Yesterday, after the big buzz of the Royal Wedding I found myself taking offense to being called a commoner. It’s probably because I’m not English and live in our near that royal world.
After reading the “Things Kate Middleton Gets” from E! Online, I realized that we aren’t all that different.
Here’s a list of stuff Kate (sorry, Catherine) now gets and how I fare in comparison:
- Royal Thugs: This is basically security. I could get some thugs too (unfortunately, I do know a few, we just couldn’t call them royal).
- A Sweet City Pad: I’ve got one. At least I think it’s sweet.
- A Shield with an Acorn on It: Ok, I don’t have this one…yet. I know a few graphic artists/designers who could whip one up for me. Well, I hope they could.

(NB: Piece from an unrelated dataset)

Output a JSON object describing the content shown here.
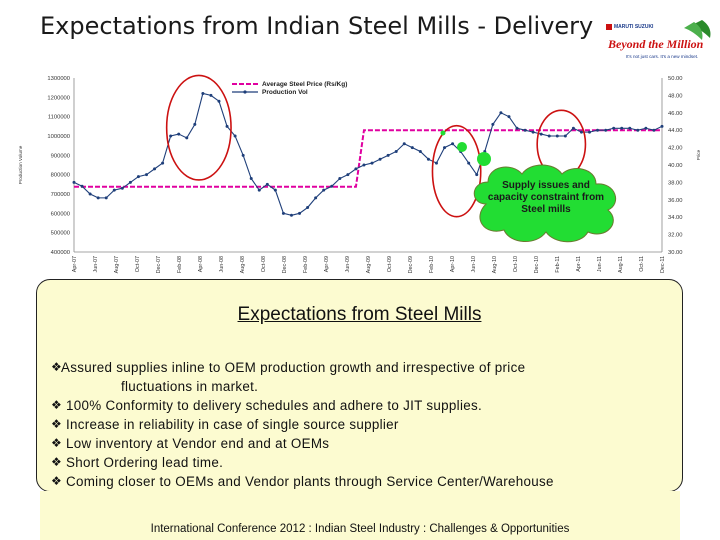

- Best. Stationery. Ever: The key here is to have an array of Thank You cards, paper, fancy paper, envelopes, fancy envelopes, and fancy pens. Got it! And what I don’t have, I have a cousin who designs stationary.
- A Private Secretary: I don’t really need a private secretary. With Google Calendar, my iPhone, my FiloFax, and Moleskine, I’m covered. The technology available alone would or should count.

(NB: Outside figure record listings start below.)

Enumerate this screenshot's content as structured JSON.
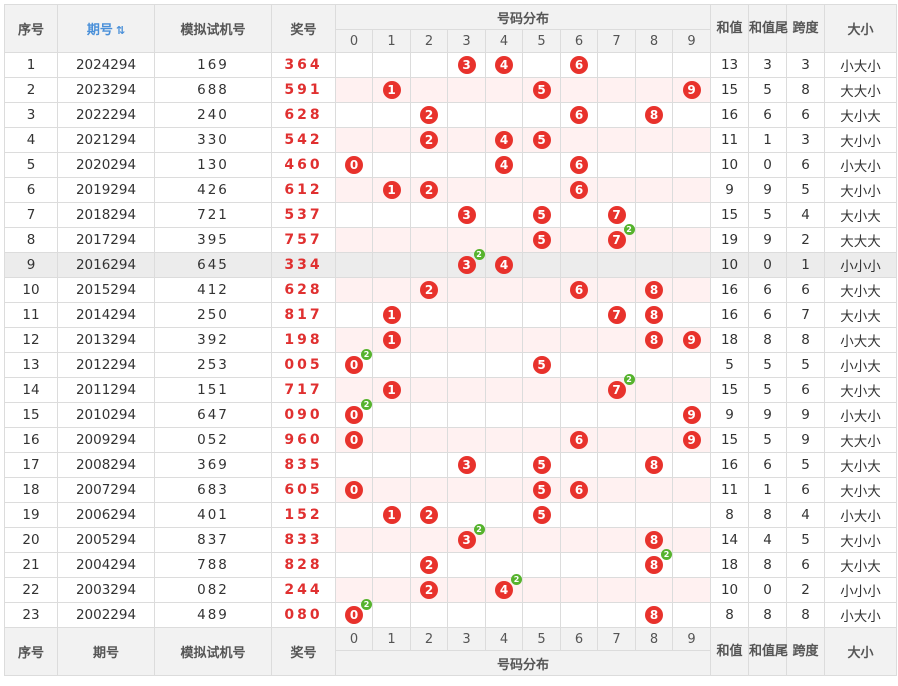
{
  "header": {
    "seq": "序号",
    "period": "期号",
    "sim": "模拟试机号",
    "win": "奖号",
    "dist": "号码分布",
    "sum": "和值",
    "sumtail": "和值尾",
    "span": "跨度",
    "size": "大小",
    "digits": [
      "0",
      "1",
      "2",
      "3",
      "4",
      "5",
      "6",
      "7",
      "8",
      "9"
    ]
  },
  "footer": {
    "seq": "序号",
    "period": "期号",
    "sim": "模拟试机号",
    "win": "奖号",
    "dist": "号码分布",
    "sum": "和值",
    "sumtail": "和值尾",
    "span": "跨度",
    "size": "大小"
  },
  "colors": {
    "ball": "#e8322c",
    "repeat_badge": "#56b32d",
    "win_text": "#e03030",
    "highlight_row": "#ececec",
    "stripe": "#fff1f1"
  },
  "highlight_row_index": 8,
  "rows": [
    {
      "seq": "1",
      "period": "2024294",
      "sim": "169",
      "win": "364",
      "balls": [
        "3",
        "4",
        "6"
      ],
      "reps": {},
      "sum": "13",
      "tail": "3",
      "span": "3",
      "size": "小大小"
    },
    {
      "seq": "2",
      "period": "2023294",
      "sim": "688",
      "win": "591",
      "balls": [
        "1",
        "5",
        "9"
      ],
      "reps": {},
      "sum": "15",
      "tail": "5",
      "span": "8",
      "size": "大大小"
    },
    {
      "seq": "3",
      "period": "2022294",
      "sim": "240",
      "win": "628",
      "balls": [
        "2",
        "6",
        "8"
      ],
      "reps": {},
      "sum": "16",
      "tail": "6",
      "span": "6",
      "size": "大小大"
    },
    {
      "seq": "4",
      "period": "2021294",
      "sim": "330",
      "win": "542",
      "balls": [
        "2",
        "4",
        "5"
      ],
      "reps": {},
      "sum": "11",
      "tail": "1",
      "span": "3",
      "size": "大小小"
    },
    {
      "seq": "5",
      "period": "2020294",
      "sim": "130",
      "win": "460",
      "balls": [
        "0",
        "4",
        "6"
      ],
      "reps": {},
      "sum": "10",
      "tail": "0",
      "span": "6",
      "size": "小大小"
    },
    {
      "seq": "6",
      "period": "2019294",
      "sim": "426",
      "win": "612",
      "balls": [
        "1",
        "2",
        "6"
      ],
      "reps": {},
      "sum": "9",
      "tail": "9",
      "span": "5",
      "size": "大小小"
    },
    {
      "seq": "7",
      "period": "2018294",
      "sim": "721",
      "win": "537",
      "balls": [
        "3",
        "5",
        "7"
      ],
      "reps": {},
      "sum": "15",
      "tail": "5",
      "span": "4",
      "size": "大小大"
    },
    {
      "seq": "8",
      "period": "2017294",
      "sim": "395",
      "win": "757",
      "balls": [
        "5",
        "7"
      ],
      "reps": {
        "7": "2"
      },
      "sum": "19",
      "tail": "9",
      "span": "2",
      "size": "大大大"
    },
    {
      "seq": "9",
      "period": "2016294",
      "sim": "645",
      "win": "334",
      "balls": [
        "3",
        "4"
      ],
      "reps": {
        "3": "2"
      },
      "sum": "10",
      "tail": "0",
      "span": "1",
      "size": "小小小"
    },
    {
      "seq": "10",
      "period": "2015294",
      "sim": "412",
      "win": "628",
      "balls": [
        "2",
        "6",
        "8"
      ],
      "reps": {},
      "sum": "16",
      "tail": "6",
      "span": "6",
      "size": "大小大"
    },
    {
      "seq": "11",
      "period": "2014294",
      "sim": "250",
      "win": "817",
      "balls": [
        "1",
        "7",
        "8"
      ],
      "reps": {},
      "sum": "16",
      "tail": "6",
      "span": "7",
      "size": "大小大"
    },
    {
      "seq": "12",
      "period": "2013294",
      "sim": "392",
      "win": "198",
      "balls": [
        "1",
        "8",
        "9"
      ],
      "reps": {},
      "sum": "18",
      "tail": "8",
      "span": "8",
      "size": "小大大"
    },
    {
      "seq": "13",
      "period": "2012294",
      "sim": "253",
      "win": "005",
      "balls": [
        "0",
        "5"
      ],
      "reps": {
        "0": "2"
      },
      "sum": "5",
      "tail": "5",
      "span": "5",
      "size": "小小大"
    },
    {
      "seq": "14",
      "period": "2011294",
      "sim": "151",
      "win": "717",
      "balls": [
        "1",
        "7"
      ],
      "reps": {
        "7": "2"
      },
      "sum": "15",
      "tail": "5",
      "span": "6",
      "size": "大小大"
    },
    {
      "seq": "15",
      "period": "2010294",
      "sim": "647",
      "win": "090",
      "balls": [
        "0",
        "9"
      ],
      "reps": {
        "0": "2"
      },
      "sum": "9",
      "tail": "9",
      "span": "9",
      "size": "小大小"
    },
    {
      "seq": "16",
      "period": "2009294",
      "sim": "052",
      "win": "960",
      "balls": [
        "0",
        "6",
        "9"
      ],
      "reps": {},
      "sum": "15",
      "tail": "5",
      "span": "9",
      "size": "大大小"
    },
    {
      "seq": "17",
      "period": "2008294",
      "sim": "369",
      "win": "835",
      "balls": [
        "3",
        "5",
        "8"
      ],
      "reps": {},
      "sum": "16",
      "tail": "6",
      "span": "5",
      "size": "大小大"
    },
    {
      "seq": "18",
      "period": "2007294",
      "sim": "683",
      "win": "605",
      "balls": [
        "0",
        "5",
        "6"
      ],
      "reps": {},
      "sum": "11",
      "tail": "1",
      "span": "6",
      "size": "大小大"
    },
    {
      "seq": "19",
      "period": "2006294",
      "sim": "401",
      "win": "152",
      "balls": [
        "1",
        "2",
        "5"
      ],
      "reps": {},
      "sum": "8",
      "tail": "8",
      "span": "4",
      "size": "小大小"
    },
    {
      "seq": "20",
      "period": "2005294",
      "sim": "837",
      "win": "833",
      "balls": [
        "3",
        "8"
      ],
      "reps": {
        "3": "2"
      },
      "sum": "14",
      "tail": "4",
      "span": "5",
      "size": "大小小"
    },
    {
      "seq": "21",
      "period": "2004294",
      "sim": "788",
      "win": "828",
      "balls": [
        "2",
        "8"
      ],
      "reps": {
        "8": "2"
      },
      "sum": "18",
      "tail": "8",
      "span": "6",
      "size": "大小大"
    },
    {
      "seq": "22",
      "period": "2003294",
      "sim": "082",
      "win": "244",
      "balls": [
        "2",
        "4"
      ],
      "reps": {
        "4": "2"
      },
      "sum": "10",
      "tail": "0",
      "span": "2",
      "size": "小小小"
    },
    {
      "seq": "23",
      "period": "2002294",
      "sim": "489",
      "win": "080",
      "balls": [
        "0",
        "8"
      ],
      "reps": {
        "0": "2"
      },
      "sum": "8",
      "tail": "8",
      "span": "8",
      "size": "小大小"
    }
  ]
}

Designer Cobblers: I have shoes but what woman doesn’t what this? The idea of having whatever shoe I want from Jimmy Choo, Stuart Weitzman, Manolo Blahnik, Ferragamo, or Christian Louboutin makes me want to cry!
- A Lovely Second Home. er. Estate: Since my parents told me I could always come home, if we put both of their houses together it could be considered an estate. Couldn’t it?
- Ladies in Waiting: My homegirls!
- A Personal Chef: Restaurants!
See, we aren’t all that different, after all. It’s just how you “word” things. Oh, and the money! And the Prince.
Please note, this commentary is not to demean but is only meant as a humorous look at similarities.